The Star Entertainment Group General Manager Tourism, Food and Beverage, Strategy and Partnerships Michael Hodgson said he was proud to bring the technology to the Quandamooka People on Minjerribah, the first Aboriginal community on an Australian island to use the technology.

Michael Hodgson_Cody Friesen_Cam Costello at Minjerribah

“Our relationship with the Quandamooka People is unique – they have been the first Aboriginal community that we have partnered with to create mutually beneficial outcomes due to the scale of our $4 billion SEQ tourism developments with our consortium partners,” Mr Hodgson said.
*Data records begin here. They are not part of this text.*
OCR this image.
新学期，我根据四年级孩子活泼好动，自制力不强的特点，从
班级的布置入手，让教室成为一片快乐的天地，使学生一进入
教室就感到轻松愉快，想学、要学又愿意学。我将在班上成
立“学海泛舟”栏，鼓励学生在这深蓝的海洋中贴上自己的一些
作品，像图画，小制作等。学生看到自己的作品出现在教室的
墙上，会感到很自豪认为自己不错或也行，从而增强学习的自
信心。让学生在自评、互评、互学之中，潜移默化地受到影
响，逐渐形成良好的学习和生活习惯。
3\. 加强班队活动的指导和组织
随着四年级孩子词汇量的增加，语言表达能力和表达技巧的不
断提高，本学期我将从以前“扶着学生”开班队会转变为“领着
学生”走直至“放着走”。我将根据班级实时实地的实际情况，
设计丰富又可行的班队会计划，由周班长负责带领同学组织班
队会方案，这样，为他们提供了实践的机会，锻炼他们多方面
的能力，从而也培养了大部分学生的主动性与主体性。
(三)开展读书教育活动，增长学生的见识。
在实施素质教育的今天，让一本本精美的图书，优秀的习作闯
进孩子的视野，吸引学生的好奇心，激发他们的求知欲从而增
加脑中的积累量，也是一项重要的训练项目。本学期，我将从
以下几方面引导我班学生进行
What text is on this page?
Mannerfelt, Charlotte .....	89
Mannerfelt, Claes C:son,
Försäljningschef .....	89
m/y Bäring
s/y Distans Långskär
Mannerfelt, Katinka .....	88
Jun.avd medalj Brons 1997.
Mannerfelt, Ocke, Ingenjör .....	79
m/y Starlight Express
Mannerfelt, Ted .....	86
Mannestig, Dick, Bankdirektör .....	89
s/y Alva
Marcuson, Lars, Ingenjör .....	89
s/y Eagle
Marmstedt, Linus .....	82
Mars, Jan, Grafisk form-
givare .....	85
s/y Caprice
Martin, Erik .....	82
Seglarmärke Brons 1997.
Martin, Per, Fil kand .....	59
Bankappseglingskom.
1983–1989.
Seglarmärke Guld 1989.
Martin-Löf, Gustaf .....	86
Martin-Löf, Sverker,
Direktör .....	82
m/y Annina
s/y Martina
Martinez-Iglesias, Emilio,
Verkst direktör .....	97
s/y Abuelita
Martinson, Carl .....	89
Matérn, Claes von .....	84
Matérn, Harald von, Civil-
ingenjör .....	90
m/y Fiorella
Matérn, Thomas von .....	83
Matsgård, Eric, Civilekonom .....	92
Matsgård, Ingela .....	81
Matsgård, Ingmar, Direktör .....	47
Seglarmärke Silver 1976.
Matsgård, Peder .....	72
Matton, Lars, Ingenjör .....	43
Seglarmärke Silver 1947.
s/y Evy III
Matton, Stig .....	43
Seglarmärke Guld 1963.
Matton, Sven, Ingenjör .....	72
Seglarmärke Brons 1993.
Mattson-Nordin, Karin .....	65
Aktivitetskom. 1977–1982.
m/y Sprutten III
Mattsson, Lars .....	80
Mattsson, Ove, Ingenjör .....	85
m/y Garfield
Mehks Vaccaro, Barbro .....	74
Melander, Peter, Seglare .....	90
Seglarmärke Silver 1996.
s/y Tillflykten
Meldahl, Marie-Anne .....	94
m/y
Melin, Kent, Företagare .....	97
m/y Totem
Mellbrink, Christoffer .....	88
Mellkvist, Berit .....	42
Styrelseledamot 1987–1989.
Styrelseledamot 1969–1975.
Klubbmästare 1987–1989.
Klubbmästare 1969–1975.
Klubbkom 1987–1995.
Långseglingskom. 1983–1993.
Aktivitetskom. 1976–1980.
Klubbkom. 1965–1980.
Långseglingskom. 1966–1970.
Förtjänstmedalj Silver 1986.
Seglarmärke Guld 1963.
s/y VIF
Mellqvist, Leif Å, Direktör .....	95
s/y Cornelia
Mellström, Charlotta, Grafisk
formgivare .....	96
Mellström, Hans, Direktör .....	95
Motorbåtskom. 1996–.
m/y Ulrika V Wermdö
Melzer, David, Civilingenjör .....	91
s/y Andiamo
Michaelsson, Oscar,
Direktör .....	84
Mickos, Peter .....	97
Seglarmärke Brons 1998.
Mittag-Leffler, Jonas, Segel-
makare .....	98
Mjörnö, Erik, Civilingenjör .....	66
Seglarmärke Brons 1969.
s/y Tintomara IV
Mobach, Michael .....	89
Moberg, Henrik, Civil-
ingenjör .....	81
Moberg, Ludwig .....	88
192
“It began with our native bee ‘sugarbag’ honey trial, which has since turned into an ongoing partnership that will see 140 hives installed on the island over the coming years.

“Now it has moved beyond this venture into other opportunities like this innovative water technology, which we felt supported traditional Aboriginal cultural practices around land management, food, and water sustainability.

“We can’t wait to see how QYAC continues to embrace this technology and use it to help drive the eco-tourism profile of the island and other initiatives.”